Menyadari pentingnya pendidikan yang aman, Kementerian Pendidikan dan Kebudayaan juga menyediakan metode pelaporan yang mudah diakses melalui kemdikbud.lapor.go.id. Saluran ini memungkinkan siswa, orang tua, dan masyarakat untuk melaporkan insiden kekerasan di sekolah. Kemendikbud juga meluncurkan portal PPKSP yang menyediakan beragam konten edukasi seperti video dan poster anti kekerasan yang dapat digunakan dalam pembelajaran di kelas.
Rusupreeta Putri Utami, Direktur Pusat Penguatan Diri (Kapuspeka), menekankan pentingnya bekerja sama untuk meningkatkan pencegahan dan pengendalian kekerasan di lingkungan satuan pendidikan (PPKSP). Ia mengatakan, program tersebut tidak akan berhasil tanpa dukungan seluruh pemangku kepentingan.
“Dalam upaya ini kita tidak bisa bergerak sendiri.
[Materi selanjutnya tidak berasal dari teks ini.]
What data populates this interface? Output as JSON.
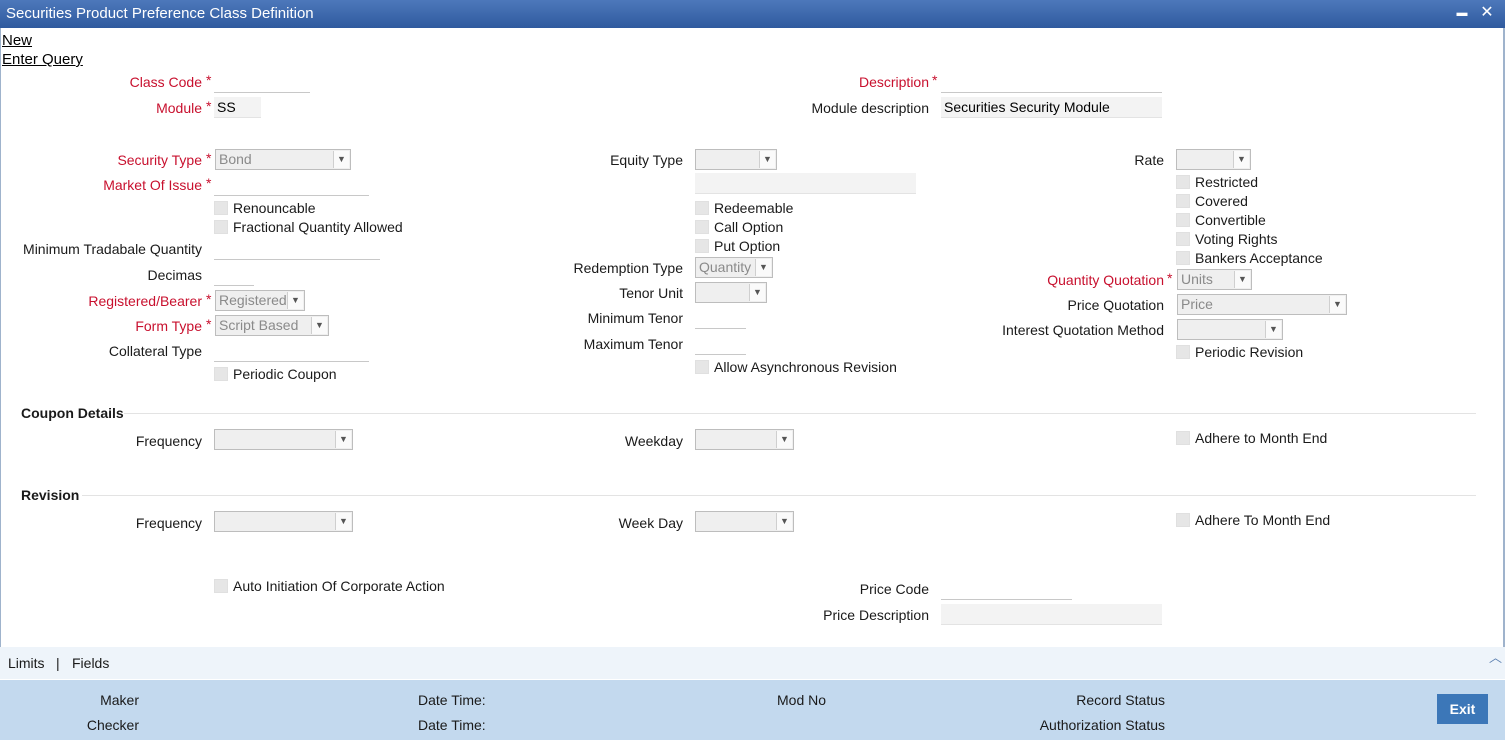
{
  "window": {
    "title": "Securities Product Preference Class Definition",
    "minimize": "▬",
    "close": "✕"
  },
  "actions": {
    "new": "New",
    "enter_query": "Enter Query"
  },
  "header": {
    "class_code_label": "Class Code",
    "class_code_value": "",
    "module_label": "Module",
    "module_value": "SS",
    "description_label": "Description",
    "description_value": "",
    "module_desc_label": "Module description",
    "module_desc_value": "Securities Security Module",
    "required_mark": "*"
  },
  "left": {
    "security_type_label": "Security Type",
    "security_type_value": "Bond",
    "market_of_issue_label": "Market Of Issue",
    "market_of_issue_value": "",
    "renouncable": "Renouncable",
    "fractional_quantity": "Fractional Quantity Allowed",
    "min_tradable_qty_label": "Minimum Tradabale Quantity",
    "min_tradable_qty_value": "",
    "decimas_label": "Decimas",
    "decimas_value": "",
    "registered_bearer_label": "Registered/Bearer",
    "registered_bearer_value": "Registered",
    "form_type_label": "Form Type",
    "form_type_value": "Script Based",
    "collateral_type_label": "Collateral Type",
    "collateral_type_value": "",
    "periodic_coupon": "Periodic Coupon"
  },
  "middle": {
    "equity_type_label": "Equity Type",
    "equity_type_value": "",
    "equity_type_desc_value": "",
    "redeemable": "Redeemable",
    "call_option": "Call Option",
    "put_option": "Put Option",
    "redemption_type_label": "Redemption Type",
    "redemption_type_value": "Quantity",
    "tenor_unit_label": "Tenor Unit",
    "tenor_unit_value": "",
    "min_tenor_label": "Minimum Tenor",
    "min_tenor_value": "",
    "max_tenor_label": "Maximum Tenor",
    "max_tenor_value": "",
    "async_revision": "Allow Asynchronous Revision"
  },
  "right": {
    "rate_label": "Rate",
    "rate_value": "",
    "restricted": "Restricted",
    "covered": "Covered",
    "convertible": "Convertible",
    "voting_rights": "Voting Rights",
    "bankers_acceptance": "Bankers Acceptance",
    "quantity_quotation_label": "Quantity Quotation",
    "quantity_quotation_value": "Units",
    "price_quotation_label": "Price Quotation",
    "price_quotation_value": "Price",
    "interest_quotation_label": "Interest Quotation Method",
    "interest_quotation_value": "",
    "periodic_revision": "Periodic Revision"
  },
  "coupon": {
    "title": "Coupon Details",
    "frequency_label": "Frequency",
    "frequency_value": "",
    "weekday_label": "Weekday",
    "weekday_value": "",
    "adhere": "Adhere to Month End"
  },
  "revision": {
    "title": "Revision",
    "frequency_label": "Frequency",
    "frequency_value": "",
    "weekday_label": "Week Day",
    "weekday_value": "",
    "adhere": "Adhere To Month End"
  },
  "bottom": {
    "auto_initiation": "Auto Initiation Of Corporate Action",
    "price_code_label": "Price Code",
    "price_code_value": "",
    "price_desc_label": "Price Description",
    "price_desc_value": ""
  },
  "tabs": {
    "limits": "Limits",
    "separator": "|",
    "fields": "Fields",
    "scroll_up": "︿"
  },
  "footer": {
    "maker": "Maker",
    "checker": "Checker",
    "date_time_1": "Date Time:",
    "date_time_2": "Date Time:",
    "mod_no": "Mod No",
    "record_status": "Record Status",
    "authorization_status": "Authorization Status",
    "exit": "Exit"
  }
}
Kita selalu mengikuti filosofi Ki Hajar Dewantara yang menekankan pentingnya tiga sekolah dalam pengembangan karakter anak,” jelas Ruspreeta.
Selain itu, Bapak Kapuspeka mengatakan, “Sekolah, keluarga, dan komunitas adalah dan akan terus menjadi tiga faktor penting. Jadi kita semua ada di sini: guru, orang tua, komunitas. Kami akan bekerja secara individu untuk mencegah dan mengatasi kekerasan dalam pendidikan,” dia ditambahkan. Kami ingin memastikan bahwa anak-anak kami menerima pendidikan yang berkualitas. ”
Melalui berbagai inisiatif tersebut, Kementerian Pendidikan, Kebudayaan, Olahraga, Ilmu Pengetahuan dan Teknologi akan menjaga lingkungan belajar yang baik dan mendukung tumbuh kembang anak dan siswa yang sehat. Melalui kerja sama semua pihak, diharapkan kejadian kekerasan di bidang pendidikan dapat berkurang dan seluruh siswa dapat belajar dalam lingkungan yang aman dan nyaman.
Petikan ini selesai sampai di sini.